As if in a daze, we are next told that AI’s use in the economy will create a boom. Since the business owners will make more money, they, in collaboration with governments, will be able to offer regular remunerations to all citizens. Capital idea. Except have you met any entrepreneurs or politicians? Also, explain how this entire idea of an economic boom will work when the workforce has been made redundant and has no purchasing power. You amaze me.
Now a word on the inevitability of this displacement. Let me cite Max Tagmark’s Life 3.0 again to remind you where we are on the evolutionary scale. Life 1.0 is amoeba and such life forms that can neither reprogramme their hardware nor software. Life 2.0 are us. We can change our software but not our hardware. Our eyes can’t zoom in or out, and we cannot add more eyes to our bodies — the same for our limbs or other parts.
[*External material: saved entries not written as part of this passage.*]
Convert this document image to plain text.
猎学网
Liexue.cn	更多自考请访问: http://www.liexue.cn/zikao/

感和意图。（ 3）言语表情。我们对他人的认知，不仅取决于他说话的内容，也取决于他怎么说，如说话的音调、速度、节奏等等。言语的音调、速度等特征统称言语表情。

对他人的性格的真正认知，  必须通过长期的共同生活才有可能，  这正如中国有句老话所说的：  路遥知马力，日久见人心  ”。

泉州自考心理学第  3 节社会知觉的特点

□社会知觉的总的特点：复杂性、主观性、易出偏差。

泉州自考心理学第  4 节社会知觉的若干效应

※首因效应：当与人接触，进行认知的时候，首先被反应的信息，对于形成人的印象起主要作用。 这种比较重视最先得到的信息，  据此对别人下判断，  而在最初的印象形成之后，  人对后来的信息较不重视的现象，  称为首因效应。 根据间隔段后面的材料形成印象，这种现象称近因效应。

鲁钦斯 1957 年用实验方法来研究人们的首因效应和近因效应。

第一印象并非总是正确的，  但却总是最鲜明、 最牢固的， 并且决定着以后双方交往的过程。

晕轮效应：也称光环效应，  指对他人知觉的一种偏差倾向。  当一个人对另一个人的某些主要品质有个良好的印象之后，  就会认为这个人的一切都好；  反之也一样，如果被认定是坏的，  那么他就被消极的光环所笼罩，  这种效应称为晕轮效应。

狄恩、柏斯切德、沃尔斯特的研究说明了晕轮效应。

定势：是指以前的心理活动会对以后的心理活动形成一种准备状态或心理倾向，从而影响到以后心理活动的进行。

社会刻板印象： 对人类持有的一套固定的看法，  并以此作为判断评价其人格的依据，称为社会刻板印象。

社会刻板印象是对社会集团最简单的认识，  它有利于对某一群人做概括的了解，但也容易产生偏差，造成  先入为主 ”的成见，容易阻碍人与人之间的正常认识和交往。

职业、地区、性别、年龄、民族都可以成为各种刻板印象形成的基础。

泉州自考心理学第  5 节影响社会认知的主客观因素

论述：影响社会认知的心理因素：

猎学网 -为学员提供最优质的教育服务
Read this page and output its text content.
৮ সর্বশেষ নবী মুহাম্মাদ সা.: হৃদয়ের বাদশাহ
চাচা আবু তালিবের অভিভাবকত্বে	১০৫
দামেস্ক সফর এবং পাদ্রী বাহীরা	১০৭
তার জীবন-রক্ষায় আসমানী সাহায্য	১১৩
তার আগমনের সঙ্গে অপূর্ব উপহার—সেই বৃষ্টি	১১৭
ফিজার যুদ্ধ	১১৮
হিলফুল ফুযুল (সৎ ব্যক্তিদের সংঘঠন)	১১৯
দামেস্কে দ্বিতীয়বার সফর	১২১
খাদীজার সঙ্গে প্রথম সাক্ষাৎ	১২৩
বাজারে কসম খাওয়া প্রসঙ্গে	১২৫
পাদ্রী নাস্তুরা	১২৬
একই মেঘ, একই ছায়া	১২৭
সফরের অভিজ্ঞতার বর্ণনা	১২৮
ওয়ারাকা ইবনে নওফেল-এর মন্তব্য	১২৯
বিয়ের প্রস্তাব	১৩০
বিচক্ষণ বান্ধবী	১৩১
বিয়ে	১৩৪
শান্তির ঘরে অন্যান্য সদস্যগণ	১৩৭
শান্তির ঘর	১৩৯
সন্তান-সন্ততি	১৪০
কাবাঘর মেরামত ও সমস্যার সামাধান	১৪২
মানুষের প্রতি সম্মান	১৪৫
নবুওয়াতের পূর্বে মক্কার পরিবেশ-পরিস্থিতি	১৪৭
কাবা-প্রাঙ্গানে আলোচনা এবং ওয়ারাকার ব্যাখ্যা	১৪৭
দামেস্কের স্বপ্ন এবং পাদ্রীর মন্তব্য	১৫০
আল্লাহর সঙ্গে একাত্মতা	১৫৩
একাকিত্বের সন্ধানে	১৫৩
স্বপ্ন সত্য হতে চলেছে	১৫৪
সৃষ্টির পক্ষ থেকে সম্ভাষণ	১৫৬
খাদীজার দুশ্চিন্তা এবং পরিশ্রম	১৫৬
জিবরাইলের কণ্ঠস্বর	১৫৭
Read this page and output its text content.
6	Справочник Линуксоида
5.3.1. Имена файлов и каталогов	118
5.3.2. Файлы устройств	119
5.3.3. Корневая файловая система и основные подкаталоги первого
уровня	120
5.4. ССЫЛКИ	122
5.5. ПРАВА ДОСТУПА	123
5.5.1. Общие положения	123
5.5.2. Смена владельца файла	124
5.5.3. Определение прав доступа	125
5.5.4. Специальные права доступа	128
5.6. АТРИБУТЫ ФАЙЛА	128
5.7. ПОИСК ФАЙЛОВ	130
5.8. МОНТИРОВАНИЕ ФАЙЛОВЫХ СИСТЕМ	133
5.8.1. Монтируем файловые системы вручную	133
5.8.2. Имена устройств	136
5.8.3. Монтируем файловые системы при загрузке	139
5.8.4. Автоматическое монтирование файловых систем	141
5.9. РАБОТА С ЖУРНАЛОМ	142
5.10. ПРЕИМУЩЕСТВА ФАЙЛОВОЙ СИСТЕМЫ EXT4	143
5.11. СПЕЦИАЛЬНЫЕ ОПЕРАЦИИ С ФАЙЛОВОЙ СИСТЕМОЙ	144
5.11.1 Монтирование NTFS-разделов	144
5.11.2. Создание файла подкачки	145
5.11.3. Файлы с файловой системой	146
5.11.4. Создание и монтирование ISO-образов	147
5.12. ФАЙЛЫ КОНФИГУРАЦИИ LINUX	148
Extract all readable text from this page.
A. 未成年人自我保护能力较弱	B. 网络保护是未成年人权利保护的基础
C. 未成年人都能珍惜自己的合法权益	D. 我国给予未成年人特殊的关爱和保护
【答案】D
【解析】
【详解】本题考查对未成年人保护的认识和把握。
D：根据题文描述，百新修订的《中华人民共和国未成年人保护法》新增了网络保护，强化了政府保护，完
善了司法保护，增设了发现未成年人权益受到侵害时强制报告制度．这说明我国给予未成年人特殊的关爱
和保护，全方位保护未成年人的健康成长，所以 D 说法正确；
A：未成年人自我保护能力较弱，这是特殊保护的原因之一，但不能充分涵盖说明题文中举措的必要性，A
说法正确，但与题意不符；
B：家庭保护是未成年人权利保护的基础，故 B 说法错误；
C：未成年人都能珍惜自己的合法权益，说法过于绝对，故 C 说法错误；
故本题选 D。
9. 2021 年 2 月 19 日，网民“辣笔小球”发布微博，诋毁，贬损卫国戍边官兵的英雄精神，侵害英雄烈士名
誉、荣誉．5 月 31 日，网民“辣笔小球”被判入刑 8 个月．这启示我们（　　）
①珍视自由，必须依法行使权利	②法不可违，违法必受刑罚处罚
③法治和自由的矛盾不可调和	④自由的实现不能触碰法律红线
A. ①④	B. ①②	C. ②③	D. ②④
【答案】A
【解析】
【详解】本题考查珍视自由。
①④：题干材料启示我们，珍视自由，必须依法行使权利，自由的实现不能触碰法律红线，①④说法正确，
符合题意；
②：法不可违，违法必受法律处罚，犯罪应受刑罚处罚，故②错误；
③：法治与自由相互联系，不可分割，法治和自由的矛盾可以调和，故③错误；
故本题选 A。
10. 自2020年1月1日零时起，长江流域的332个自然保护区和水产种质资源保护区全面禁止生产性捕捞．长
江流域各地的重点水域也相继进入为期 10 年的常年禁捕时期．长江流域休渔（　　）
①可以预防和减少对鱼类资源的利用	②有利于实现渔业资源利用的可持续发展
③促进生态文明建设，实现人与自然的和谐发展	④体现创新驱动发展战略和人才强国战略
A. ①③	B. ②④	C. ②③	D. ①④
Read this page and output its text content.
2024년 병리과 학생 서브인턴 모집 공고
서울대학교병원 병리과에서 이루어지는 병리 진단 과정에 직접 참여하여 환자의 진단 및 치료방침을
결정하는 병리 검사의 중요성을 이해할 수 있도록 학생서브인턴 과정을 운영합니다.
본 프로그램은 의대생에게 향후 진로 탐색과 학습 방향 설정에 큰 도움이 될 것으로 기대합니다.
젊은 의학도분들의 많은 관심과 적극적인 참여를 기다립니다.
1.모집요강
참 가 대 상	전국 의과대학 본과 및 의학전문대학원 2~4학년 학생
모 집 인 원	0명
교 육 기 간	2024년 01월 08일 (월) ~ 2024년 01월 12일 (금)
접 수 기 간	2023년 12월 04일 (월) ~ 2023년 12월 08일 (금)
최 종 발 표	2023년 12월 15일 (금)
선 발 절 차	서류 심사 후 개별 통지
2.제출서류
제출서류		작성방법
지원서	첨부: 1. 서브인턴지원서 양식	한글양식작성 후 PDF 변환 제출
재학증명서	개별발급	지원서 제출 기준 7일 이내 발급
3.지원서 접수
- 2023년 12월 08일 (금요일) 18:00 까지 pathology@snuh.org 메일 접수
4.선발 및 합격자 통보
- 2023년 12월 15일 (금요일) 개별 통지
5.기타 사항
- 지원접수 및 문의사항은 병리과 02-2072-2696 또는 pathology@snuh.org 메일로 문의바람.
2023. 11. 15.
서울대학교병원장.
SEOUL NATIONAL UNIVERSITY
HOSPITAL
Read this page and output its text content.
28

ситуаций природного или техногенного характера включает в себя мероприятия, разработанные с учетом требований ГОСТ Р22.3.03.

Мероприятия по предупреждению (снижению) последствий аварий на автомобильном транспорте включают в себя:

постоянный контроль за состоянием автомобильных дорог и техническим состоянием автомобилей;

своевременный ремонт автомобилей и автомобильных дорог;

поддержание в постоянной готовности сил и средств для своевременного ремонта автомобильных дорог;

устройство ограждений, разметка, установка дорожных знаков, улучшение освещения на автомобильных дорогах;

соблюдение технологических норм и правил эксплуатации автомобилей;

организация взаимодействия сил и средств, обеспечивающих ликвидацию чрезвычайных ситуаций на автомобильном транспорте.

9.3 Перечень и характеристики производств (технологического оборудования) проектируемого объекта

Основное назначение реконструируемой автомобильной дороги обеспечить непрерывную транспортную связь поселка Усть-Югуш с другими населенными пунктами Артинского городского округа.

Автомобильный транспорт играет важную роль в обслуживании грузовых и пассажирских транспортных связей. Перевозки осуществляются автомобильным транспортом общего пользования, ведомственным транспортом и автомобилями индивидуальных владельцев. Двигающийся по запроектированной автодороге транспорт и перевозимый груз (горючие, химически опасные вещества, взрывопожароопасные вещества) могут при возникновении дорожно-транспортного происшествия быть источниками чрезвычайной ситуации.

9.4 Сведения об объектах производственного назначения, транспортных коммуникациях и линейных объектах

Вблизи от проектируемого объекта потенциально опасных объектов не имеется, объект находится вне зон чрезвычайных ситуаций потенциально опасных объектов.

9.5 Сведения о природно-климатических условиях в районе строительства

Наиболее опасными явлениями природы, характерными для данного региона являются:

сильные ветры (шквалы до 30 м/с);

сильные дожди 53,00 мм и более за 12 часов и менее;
And since our brains are encased in our skulls, we can’t augment them with more living tissue. Life 3.0 is AI. Its evolutionary cycles are incredibly shorter than ours. It doesn’t need a climate to breathe, and when installed in bodies or exoskeletons, it is totally customisable.
But that is not all. Thanks to mobile telecommunication, it has almost infinite reach, owing to cloud unlimited retentive and processing power, courtesy internet of things, the ability to turn every smart machine a part of its collective and an ability to reproduce physically due to 3D printing. With all of this going for AI, do you really think it will not be able to replace you in any job? You are told it will be cost-prohibitive. Not really. Technology cost does not matter in an economy of scale.
Since my last piece, Facebook has launched its AI-powered language model called LLaMA. Google’s Apprentice Bard is taking long evolutionary strides. Microsoft has incorporated ChatGPT into its search engine Bing and now testing it in robots. At a time when all humanity should be coming together to mull over its future, we are busy fighting wars and spreading hate. Hate is one element that the new technology should not be introduced to, but you know who cares before the problem becomes too big. So, in other words, we are about to be redundant. And judging by the priorities of our political overlords doomed.